Plus, there's invocation galore of indie like it used to be – quite some way, in fact, before any of the foursome were even born. Frontman George Waite may have an effusive vocal style that lurches consistently between the sugared confiding of Andy Bell (out of Erasure, of course, not Ride/Oasis et al) and the lugubrious bequiffed pipes of Charlie Rumble Strips, but, behind him, The Crookes are more Aztec Camera men.

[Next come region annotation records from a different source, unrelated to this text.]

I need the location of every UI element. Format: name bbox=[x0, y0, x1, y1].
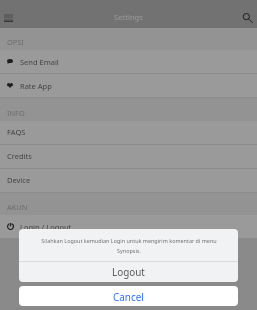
staticText: FAQS bbox=[7, 127, 26, 137]
staticText: Rate App bbox=[20, 81, 52, 91]
staticText: Silahkan Logout kemudian Login untuk men… bbox=[41, 237, 217, 254]
staticText: INFO bbox=[7, 108, 25, 118]
staticText: Logout bbox=[112, 265, 145, 278]
staticText: Settings bbox=[114, 12, 143, 22]
button[interactable]: Cancel bbox=[19, 286, 238, 306]
staticText: Device bbox=[7, 175, 31, 185]
staticText: OPSI bbox=[7, 37, 24, 47]
button[interactable]: Search bbox=[235, 0, 257, 28]
staticText: Login / Logout bbox=[20, 222, 72, 232]
staticText: Send Email bbox=[20, 57, 59, 67]
staticText: Cancel bbox=[113, 290, 144, 303]
staticText: AKUN bbox=[7, 202, 28, 212]
staticText: Credits bbox=[7, 151, 32, 161]
button[interactable]: Login / Logout bbox=[0, 215, 257, 239]
button[interactable]: Send Email bbox=[0, 50, 257, 74]
button[interactable]: Open navigation menu bbox=[0, 0, 22, 28]
button[interactable]: Credits bbox=[0, 145, 257, 169]
button[interactable]: Logout bbox=[19, 262, 238, 282]
button[interactable]: Rate App bbox=[0, 74, 257, 98]
button[interactable]: FAQS bbox=[0, 121, 257, 145]
button[interactable]: Device bbox=[0, 169, 257, 193]
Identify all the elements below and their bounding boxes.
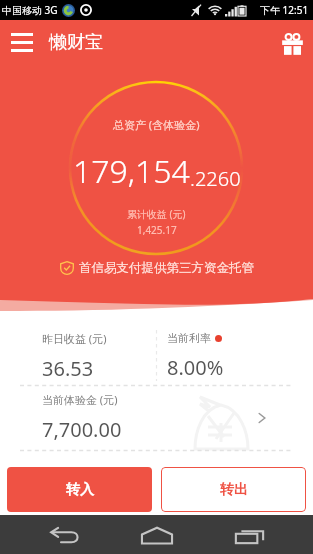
button[interactable]: 转出 [161,467,306,512]
staticText: 8.00% [167,354,224,381]
staticText: 懒财宝 [49,31,103,54]
staticText: 当前体验金 (元) [42,392,118,407]
button[interactable]: 昨日收益 (元) [0,322,156,385]
staticText: 当前利率 [167,331,211,345]
staticText: 7,700.00 [42,416,122,443]
staticText: 1,425.17 [137,223,177,237]
button[interactable]: 当前利率 [156,322,313,385]
staticText: 昨日收益 (元) [42,331,107,346]
staticText: 36.53 [42,355,94,382]
other: Menu [11,33,33,52]
staticText: .2260 [190,165,241,192]
button[interactable]: Gift [281,33,304,56]
button[interactable]: Back [36,517,92,553]
staticText: 转入 [66,481,94,499]
button[interactable]: 转入 [7,467,152,512]
button[interactable]: Home [129,517,185,553]
staticText: 累计收益 (元) [127,207,186,221]
staticText: 中国移动 3G [2,3,58,17]
staticText: 下午 12:51 [260,3,309,17]
button[interactable]: Recents [221,517,277,553]
button[interactable]: 当前体验金 (元) [0,385,313,450]
staticText: 总资产 (含体验金) [113,117,200,132]
button[interactable]: Menu [11,31,103,54]
staticText: 首信易支付提供第三方资金托管 [79,260,254,276]
staticText: 179,154 [73,149,190,193]
staticText: 转出 [220,481,248,499]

Consequently, absolutely joyous jangles abound – the superbly swinging Bloodshot Days opens in magnificently chiming style before recklessly chucking in some thoroughly rock'n'roll "ba-ba-ba-OOH!"s, with Bright Young Things hurtling Housemartins-ishly along (a comparison they underline with a London 0 Hull 4-cribbing cry of "get up off our knees!" in Bloodshot Days) – and there's a terrific tension between, say, the dynamism of I Remember Moonlight and its romantic reveries, or the mild melancholy and hot-coals-dancing that make up Chorus of Fools.
Alright, so you could argue, if you wanted, that there's something rather unbecoming about so much old-fashionedness in ones so young, but it's all done with sufficient charm to render such a standpoint churlish. They might not have the shock of the new on their side, and they're admittedly unlikely to shepherd in a fresh wave of post-Britpop, but at least The Crookes are stealing from all the right places.